А трактирщик-цимбалист Янкель, захваченный эмансипационными веяниями новой эпохи, – кто он такой?
О социально-религиозном облике Янкеля из текста поэмы мы узнаём немало.
Он – верный клиент рода Соплиц, арендующий у них корчму, благочестивый еврей-митнаггед (т. е. религиозный традиционалист, противник хасидизма), оборотистый коммерсант, один из нотаблей местной еврейской общины, но – одновременно – и связанный с Яцеком Соплицею-Робаком польский революционер-конспиратор. Скорее всего, именно он первым занес в Беловежскую глушь польский революционный гимн – «Мазурку Домбровского»; именно он вместе с Робаком прячет у себя в корчме наконечники пик…
И что еще важно для нашего анализа: Янкель – некая духовная эманация самого Мицкевича, тайно носившего в себе памятование о своем дальнем еврейском backgrounds и – одновременно – сначала тайно, а затем и явно носившем в себе пламя польской революции.
Но это не всё. Мицкевич наделяет Янкеля собственным даром музыкально-поэтической импровизации[116], доверяет этому герою своей поэмы “koncert nad koncertami”: симipоническую (по существу) фантазию о судьбах Польши.
Здесь – самое время вспомнить о «Египетских ночах» Пушкина. Известно, что Мицкевич – один из прообразов итальянца-импровизатора, занесенного судьбой на петербургские гастроли. Мучительное промедление итальянца перед началом импривизации – промедление перед «приближением Бога»[117]…
Не случайно и Янкель мучительно медлит перед началом своего «концерта» и, уступая лишь ласковым уговорам Зоей, начинает импровизацию…
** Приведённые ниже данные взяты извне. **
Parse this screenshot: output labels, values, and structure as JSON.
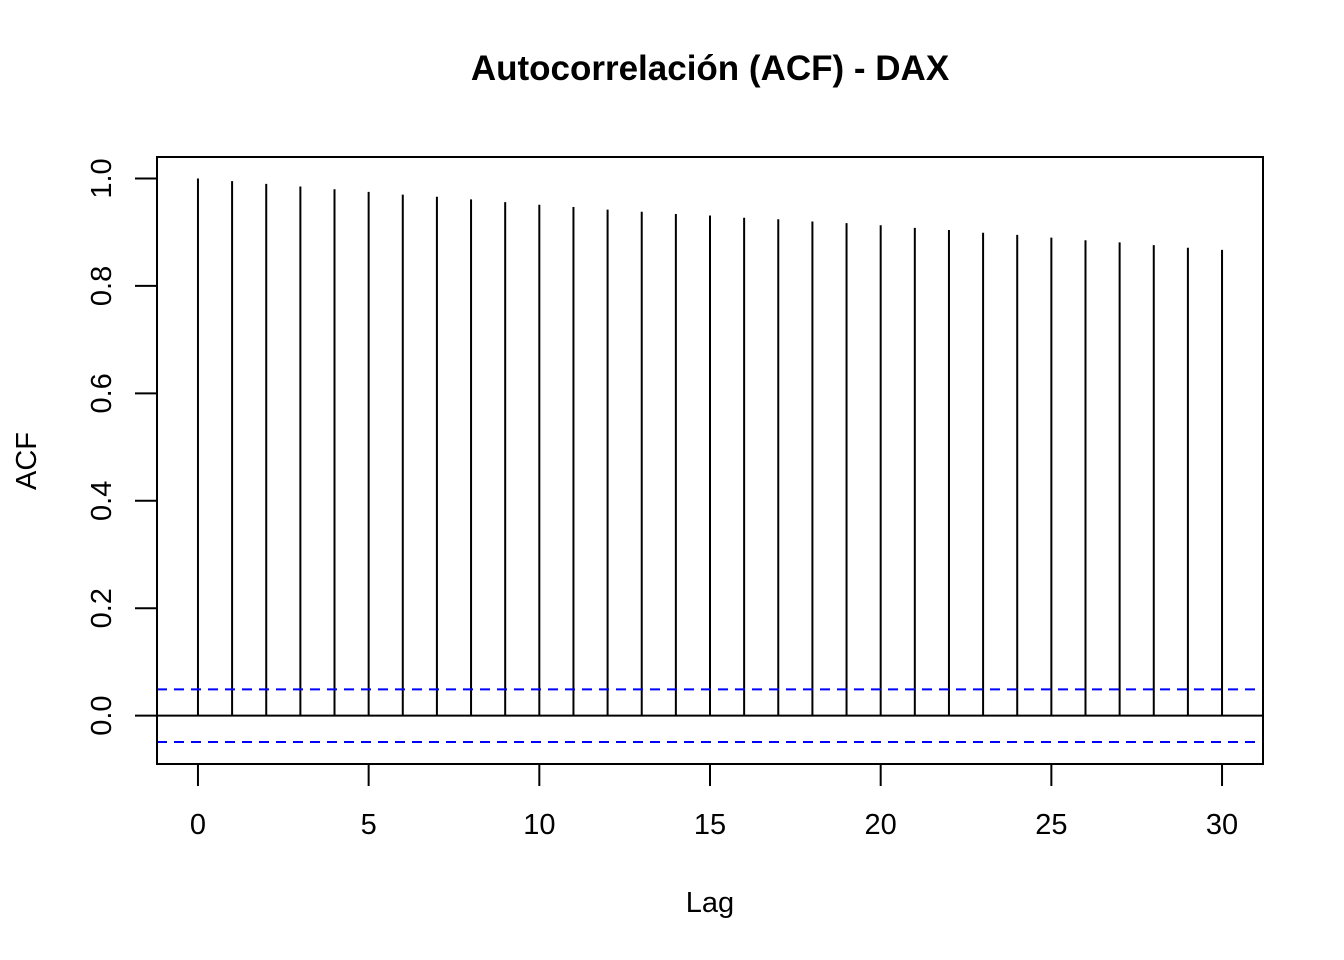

Оборотная сторона этой новой, освобождающей, пламенеющей истории открывается нам не только благодаря – если вспомнить Гершензона – «медленному чтению»[118] двенадцати книг поэмы, но даже благодаря самой ее композиции: от эйфорической 12-й книги – с героической щедростью Тадеуша и Зоей и янкелевым «Всеконцертом» – прыжок к первым строфам Эпилога, относящегося к событиям «Великой эмиграции», последовавшей за восстанием 1830–1831 г. Прыжок от величавого александрийского стиха двенадцати книг поэмы к нервному пятистопнику:
Biada nam, zbiegi, żeśmy w czas morowy
Lękliwe nieśli za granicę głowy!
Bo gdzie stąpili, szła przed nimi trwoga,
W każdym sąsiedzie znajdowali wroga,
Aż nas objęto w ciasny krąg łańcucha
I każdą oddać co najprędziej ducha.
(«Горе нам, изгнанники, когда в гибельное время //в страхе уносили мы головы за рубеж! // Ибо на какую бы землю не ступали – шла впереди нас тревога, // в каждом ближнем подозревали мы врага, // словно стягивало нас круговой цепью, // и дышать было всё труднее». – Эпилог, строки 5~10).
Вчитываясь в текст поэмы, мы постигаем всю многозначность этой новой, пламенеющей, раскрывающейся в своих, казалось бы, непредвиденных последствиях истории: общей истории и поляков, и евреев, и литовцев, и русских. Общей истории и Европы и мipa.
А огнестрельное оружие воспринимается как некая весть об этой многозначности, связанной, между прочим, и с порабощенностью человеческих судеб техническими усовершенствованиями.